An Olympiad Projectile Problem is a type of physics problem that involves the motion of a projectile, such as a ball or a bullet, in a two-dimensional space. These problems often require the use of kinematic equations and trigonometry to solve.

## 2. How do I approach solving an Olympiad Projectile Problem?

The first step in solving an Olympiad Projectile Problem is to draw a diagram of the problem and label all known and unknown quantities. Then, use the given information to set up equations using the kinematic equations and solve for the unknown variable.

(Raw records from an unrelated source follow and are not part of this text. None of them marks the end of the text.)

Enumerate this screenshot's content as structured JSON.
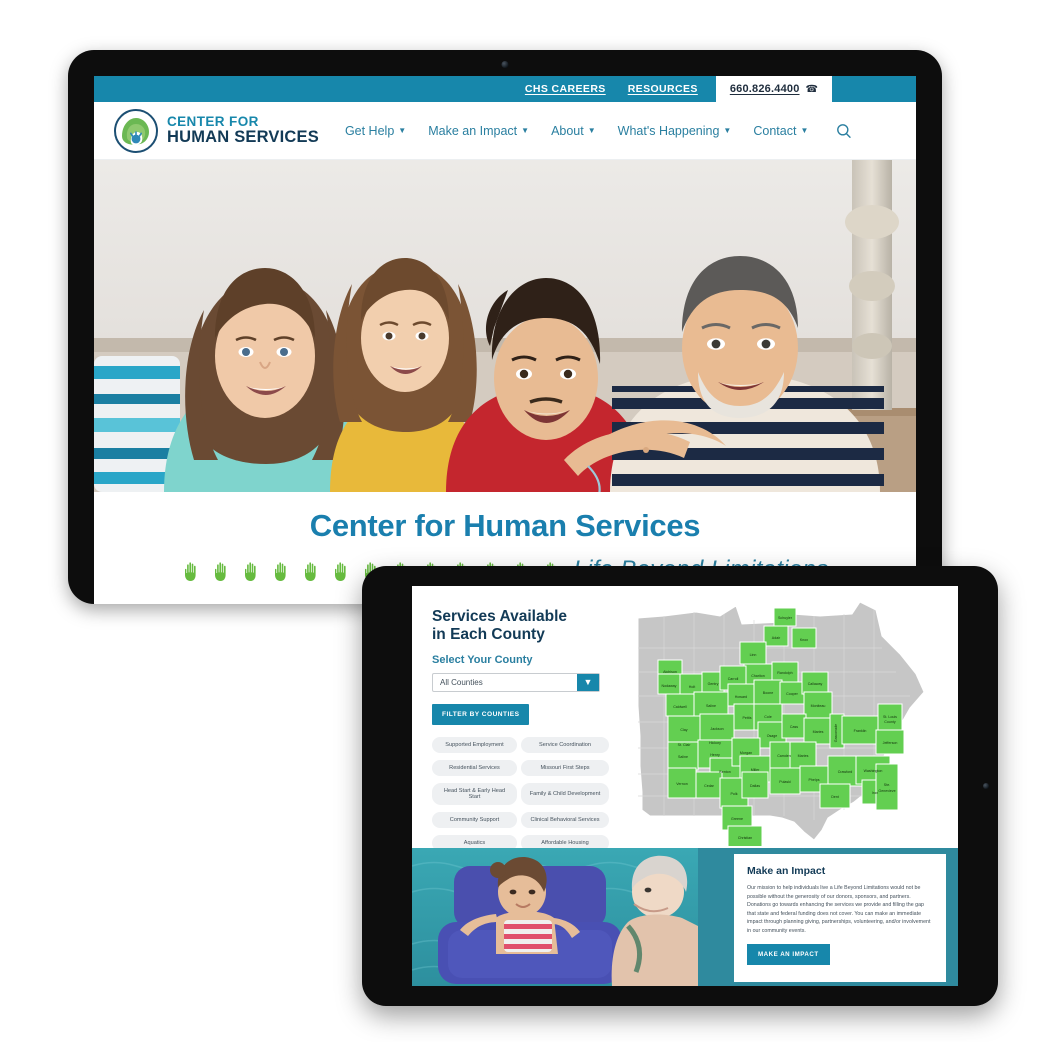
{
  "site": {
    "topbar": {
      "links": [
        {
          "label": "CHS CAREERS"
        },
        {
          "label": "RESOURCES"
        }
      ],
      "phone": "660.826.4400",
      "phone_icon": "phone-icon"
    },
    "logo": {
      "line1": "CENTER FOR",
      "line2": "HUMAN SERVICES",
      "mark": "hands-circle-logo-icon"
    },
    "nav": [
      {
        "label": "Get Help",
        "has_caret": true
      },
      {
        "label": "Make an Impact",
        "has_caret": true
      },
      {
        "label": "About",
        "has_caret": true
      },
      {
        "label": "What's Happening",
        "has_caret": true
      },
      {
        "label": "Contact",
        "has_caret": true
      }
    ],
    "search_icon": "search-icon",
    "hero": {
      "photo_alt": "family-of-four-smiling-on-couch",
      "title": "Center for Human Services",
      "tagline": "Life Beyond Limitations",
      "hand_icon_count": 13,
      "hand_icon": "green-hand-icon"
    }
  },
  "services": {
    "heading_line1": "Services Available",
    "heading_line2": "in Each County",
    "subheading": "Select Your County",
    "select": {
      "value": "All Counties",
      "chevron_icon": "chevron-down-icon"
    },
    "filter_button": "FILTER BY COUNTIES",
    "tags": [
      "Supported Employment",
      "Service Coordination",
      "Residential Services",
      "Missouri First Steps",
      "Head Start & Early Head Start",
      "Family & Child Development",
      "Community Support",
      "Clinical Behavioral Services",
      "Aquatics",
      "Affordable Housing"
    ],
    "map": {
      "alt": "missouri-county-map",
      "base_color": "#c6c6c6",
      "highlight_color": "#63cf51",
      "counties": [
        "Schuyler",
        "Adair",
        "Knox",
        "Linn",
        "Macon",
        "Shelby",
        "Monroe",
        "Audrain",
        "Atchison",
        "Nodaway",
        "Holt",
        "Andrew",
        "Gentry",
        "Worth",
        "Harrison",
        "Caldwell",
        "Carroll",
        "Chariton",
        "Randolph",
        "Saline",
        "Howard",
        "Boone",
        "Cooper",
        "Moniteau",
        "Callaway",
        "Cole",
        "Osage",
        "Gasconade",
        "Franklin",
        "St. Louis County",
        "Jefferson",
        "Miller",
        "Maries",
        "Phelps",
        "Crawford",
        "Washington",
        "Ste. Genevieve",
        "Morgan",
        "Camden",
        "Pulaski",
        "Dent",
        "Iron",
        "Benton",
        "Pettis",
        "Henry",
        "St. Clair",
        "Hickory",
        "Dallas",
        "Laclede",
        "Cedar",
        "Polk",
        "Vernon",
        "Cass",
        "Bates",
        "Greene",
        "Christian"
      ]
    }
  },
  "impact": {
    "photo_alt": "child-on-blue-float-in-pool-with-caregiver",
    "heading": "Make an Impact",
    "body": "Our mission to help individuals live a Life Beyond Limitations would not be possible without the generosity of our donors, sponsors, and partners. Donations go towards enhancing the services we provide and filling the gap that state and federal funding does not cover. You can make an immediate impact through planning giving, partnerships, volunteering, and/or involvement in our community events.",
    "button": "MAKE AN IMPACT"
  },
  "colors": {
    "teal": "#1787ab",
    "navy": "#123a56",
    "hero_blue": "#1a7fae",
    "green": "#63cf51",
    "map_gray": "#c6c6c6"
  }
}
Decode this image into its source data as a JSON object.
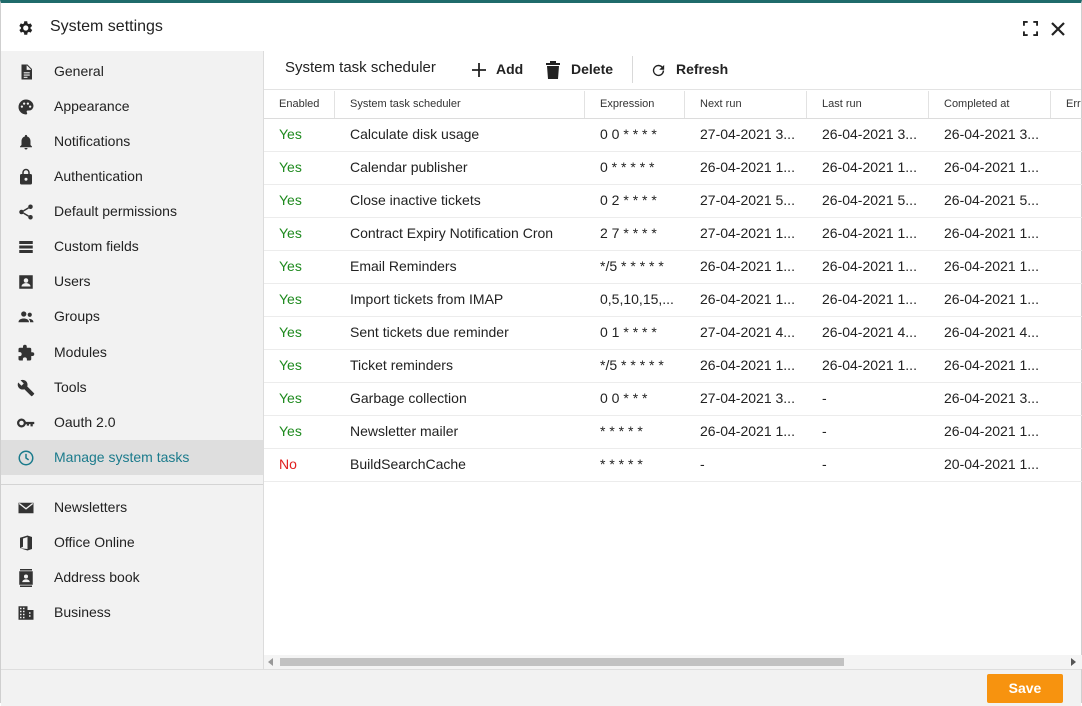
{
  "window": {
    "title": "System settings"
  },
  "sidebar": {
    "items": [
      {
        "label": "General",
        "icon": "document-icon"
      },
      {
        "label": "Appearance",
        "icon": "palette-icon"
      },
      {
        "label": "Notifications",
        "icon": "bell-icon"
      },
      {
        "label": "Authentication",
        "icon": "lock-icon"
      },
      {
        "label": "Default permissions",
        "icon": "share-icon"
      },
      {
        "label": "Custom fields",
        "icon": "list-icon"
      },
      {
        "label": "Users",
        "icon": "user-icon"
      },
      {
        "label": "Groups",
        "icon": "groups-icon"
      },
      {
        "label": "Modules",
        "icon": "puzzle-icon"
      },
      {
        "label": "Tools",
        "icon": "wrench-icon"
      },
      {
        "label": "Oauth 2.0",
        "icon": "key-icon"
      },
      {
        "label": "Manage system tasks",
        "icon": "clock-icon",
        "active": true
      }
    ],
    "items2": [
      {
        "label": "Newsletters",
        "icon": "envelope-icon"
      },
      {
        "label": "Office Online",
        "icon": "office-icon"
      },
      {
        "label": "Address book",
        "icon": "address-book-icon"
      },
      {
        "label": "Business",
        "icon": "building-icon"
      }
    ]
  },
  "toolbar": {
    "title": "System task scheduler",
    "add_label": "Add",
    "delete_label": "Delete",
    "refresh_label": "Refresh"
  },
  "table": {
    "columns": [
      "Enabled",
      "System task scheduler",
      "Expression",
      "Next run",
      "Last run",
      "Completed at",
      "Err"
    ],
    "rows": [
      [
        "Yes",
        "Calculate disk usage",
        "0 0 * * * *",
        "27-04-2021 3...",
        "26-04-2021 3...",
        "26-04-2021 3..."
      ],
      [
        "Yes",
        "Calendar publisher",
        "0 * * * * *",
        "26-04-2021 1...",
        "26-04-2021 1...",
        "26-04-2021 1..."
      ],
      [
        "Yes",
        "Close inactive tickets",
        "0 2 * * * *",
        "27-04-2021 5...",
        "26-04-2021 5...",
        "26-04-2021 5..."
      ],
      [
        "Yes",
        "Contract Expiry Notification Cron",
        "2 7 * * * *",
        "27-04-2021 1...",
        "26-04-2021 1...",
        "26-04-2021 1..."
      ],
      [
        "Yes",
        "Email Reminders",
        "*/5 * * * * *",
        "26-04-2021 1...",
        "26-04-2021 1...",
        "26-04-2021 1..."
      ],
      [
        "Yes",
        "Import tickets from IMAP",
        "0,5,10,15,...",
        "26-04-2021 1...",
        "26-04-2021 1...",
        "26-04-2021 1..."
      ],
      [
        "Yes",
        "Sent tickets due reminder",
        "0 1 * * * *",
        "27-04-2021 4...",
        "26-04-2021 4...",
        "26-04-2021 4..."
      ],
      [
        "Yes",
        "Ticket reminders",
        "*/5 * * * * *",
        "26-04-2021 1...",
        "26-04-2021 1...",
        "26-04-2021 1..."
      ],
      [
        "Yes",
        "Garbage collection",
        "0 0 * * *",
        "27-04-2021 3...",
        "-",
        "26-04-2021 3..."
      ],
      [
        "Yes",
        "Newsletter mailer",
        "* * * * *",
        "26-04-2021 1...",
        "-",
        "26-04-2021 1..."
      ],
      [
        "No",
        "BuildSearchCache",
        "* * * * *",
        "-",
        "-",
        "20-04-2021 1..."
      ]
    ]
  },
  "footer": {
    "save_label": "Save"
  },
  "colors": {
    "accent": "#1b7b8c",
    "save": "#f7930f",
    "yes": "#1e8a1e",
    "no": "#e02020"
  }
}
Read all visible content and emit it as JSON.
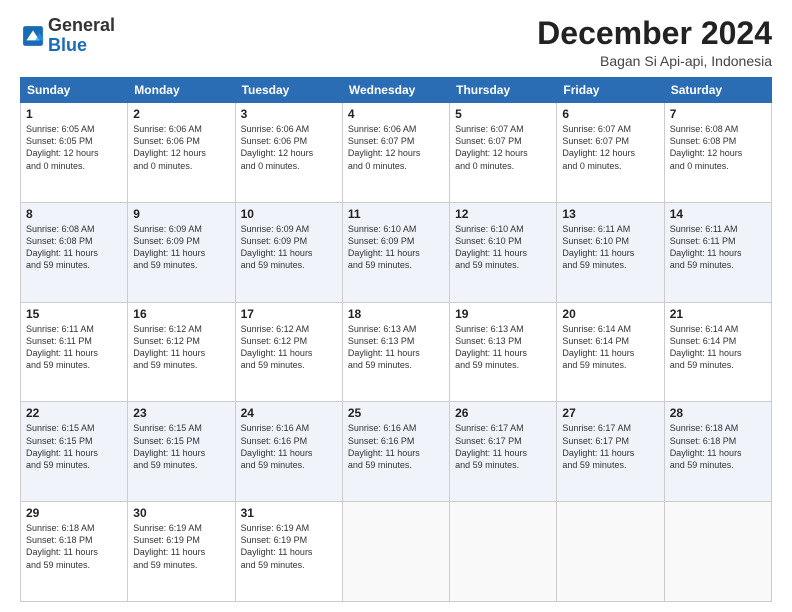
{
  "logo": {
    "general": "General",
    "blue": "Blue"
  },
  "header": {
    "month_title": "December 2024",
    "location": "Bagan Si Api-api, Indonesia"
  },
  "days_of_week": [
    "Sunday",
    "Monday",
    "Tuesday",
    "Wednesday",
    "Thursday",
    "Friday",
    "Saturday"
  ],
  "weeks": [
    [
      {
        "day": "1",
        "sunrise": "6:05 AM",
        "sunset": "6:05 PM",
        "daylight": "12 hours and 0 minutes."
      },
      {
        "day": "2",
        "sunrise": "6:06 AM",
        "sunset": "6:06 PM",
        "daylight": "12 hours and 0 minutes."
      },
      {
        "day": "3",
        "sunrise": "6:06 AM",
        "sunset": "6:06 PM",
        "daylight": "12 hours and 0 minutes."
      },
      {
        "day": "4",
        "sunrise": "6:06 AM",
        "sunset": "6:07 PM",
        "daylight": "12 hours and 0 minutes."
      },
      {
        "day": "5",
        "sunrise": "6:07 AM",
        "sunset": "6:07 PM",
        "daylight": "12 hours and 0 minutes."
      },
      {
        "day": "6",
        "sunrise": "6:07 AM",
        "sunset": "6:07 PM",
        "daylight": "12 hours and 0 minutes."
      },
      {
        "day": "7",
        "sunrise": "6:08 AM",
        "sunset": "6:08 PM",
        "daylight": "12 hours and 0 minutes."
      }
    ],
    [
      {
        "day": "8",
        "sunrise": "6:08 AM",
        "sunset": "6:08 PM",
        "daylight": "11 hours and 59 minutes."
      },
      {
        "day": "9",
        "sunrise": "6:09 AM",
        "sunset": "6:09 PM",
        "daylight": "11 hours and 59 minutes."
      },
      {
        "day": "10",
        "sunrise": "6:09 AM",
        "sunset": "6:09 PM",
        "daylight": "11 hours and 59 minutes."
      },
      {
        "day": "11",
        "sunrise": "6:10 AM",
        "sunset": "6:09 PM",
        "daylight": "11 hours and 59 minutes."
      },
      {
        "day": "12",
        "sunrise": "6:10 AM",
        "sunset": "6:10 PM",
        "daylight": "11 hours and 59 minutes."
      },
      {
        "day": "13",
        "sunrise": "6:11 AM",
        "sunset": "6:10 PM",
        "daylight": "11 hours and 59 minutes."
      },
      {
        "day": "14",
        "sunrise": "6:11 AM",
        "sunset": "6:11 PM",
        "daylight": "11 hours and 59 minutes."
      }
    ],
    [
      {
        "day": "15",
        "sunrise": "6:11 AM",
        "sunset": "6:11 PM",
        "daylight": "11 hours and 59 minutes."
      },
      {
        "day": "16",
        "sunrise": "6:12 AM",
        "sunset": "6:12 PM",
        "daylight": "11 hours and 59 minutes."
      },
      {
        "day": "17",
        "sunrise": "6:12 AM",
        "sunset": "6:12 PM",
        "daylight": "11 hours and 59 minutes."
      },
      {
        "day": "18",
        "sunrise": "6:13 AM",
        "sunset": "6:13 PM",
        "daylight": "11 hours and 59 minutes."
      },
      {
        "day": "19",
        "sunrise": "6:13 AM",
        "sunset": "6:13 PM",
        "daylight": "11 hours and 59 minutes."
      },
      {
        "day": "20",
        "sunrise": "6:14 AM",
        "sunset": "6:14 PM",
        "daylight": "11 hours and 59 minutes."
      },
      {
        "day": "21",
        "sunrise": "6:14 AM",
        "sunset": "6:14 PM",
        "daylight": "11 hours and 59 minutes."
      }
    ],
    [
      {
        "day": "22",
        "sunrise": "6:15 AM",
        "sunset": "6:15 PM",
        "daylight": "11 hours and 59 minutes."
      },
      {
        "day": "23",
        "sunrise": "6:15 AM",
        "sunset": "6:15 PM",
        "daylight": "11 hours and 59 minutes."
      },
      {
        "day": "24",
        "sunrise": "6:16 AM",
        "sunset": "6:16 PM",
        "daylight": "11 hours and 59 minutes."
      },
      {
        "day": "25",
        "sunrise": "6:16 AM",
        "sunset": "6:16 PM",
        "daylight": "11 hours and 59 minutes."
      },
      {
        "day": "26",
        "sunrise": "6:17 AM",
        "sunset": "6:17 PM",
        "daylight": "11 hours and 59 minutes."
      },
      {
        "day": "27",
        "sunrise": "6:17 AM",
        "sunset": "6:17 PM",
        "daylight": "11 hours and 59 minutes."
      },
      {
        "day": "28",
        "sunrise": "6:18 AM",
        "sunset": "6:18 PM",
        "daylight": "11 hours and 59 minutes."
      }
    ],
    [
      {
        "day": "29",
        "sunrise": "6:18 AM",
        "sunset": "6:18 PM",
        "daylight": "11 hours and 59 minutes."
      },
      {
        "day": "30",
        "sunrise": "6:19 AM",
        "sunset": "6:19 PM",
        "daylight": "11 hours and 59 minutes."
      },
      {
        "day": "31",
        "sunrise": "6:19 AM",
        "sunset": "6:19 PM",
        "daylight": "11 hours and 59 minutes."
      },
      null,
      null,
      null,
      null
    ]
  ],
  "labels": {
    "sunrise": "Sunrise: ",
    "sunset": "Sunset: ",
    "daylight": "Daylight: "
  }
}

## 3. What are some common strategies for solving Olympiad Projectile Problems?

Some common strategies for solving Olympiad Projectile Problems include breaking the problem down into smaller parts, using symmetry to simplify the problem, and using trigonometric identities to eliminate variables.

## 4. What are some common mistakes to avoid when solving Olympiad Projectile Problems?

Some common mistakes to avoid when solving Olympiad Projectile Problems include not labeling the diagram correctly, using incorrect units, and not considering air resistance or other external forces.

## 5. How can I improve my skills in solving Olympiad Projectile Problems?

To improve your skills in solving Olympiad Projectile Problems, practice solving a variety of problems and familiarize yourself with different strategies and techniques. It is also helpful to review the basic principles of projectile motion and kinematic equations.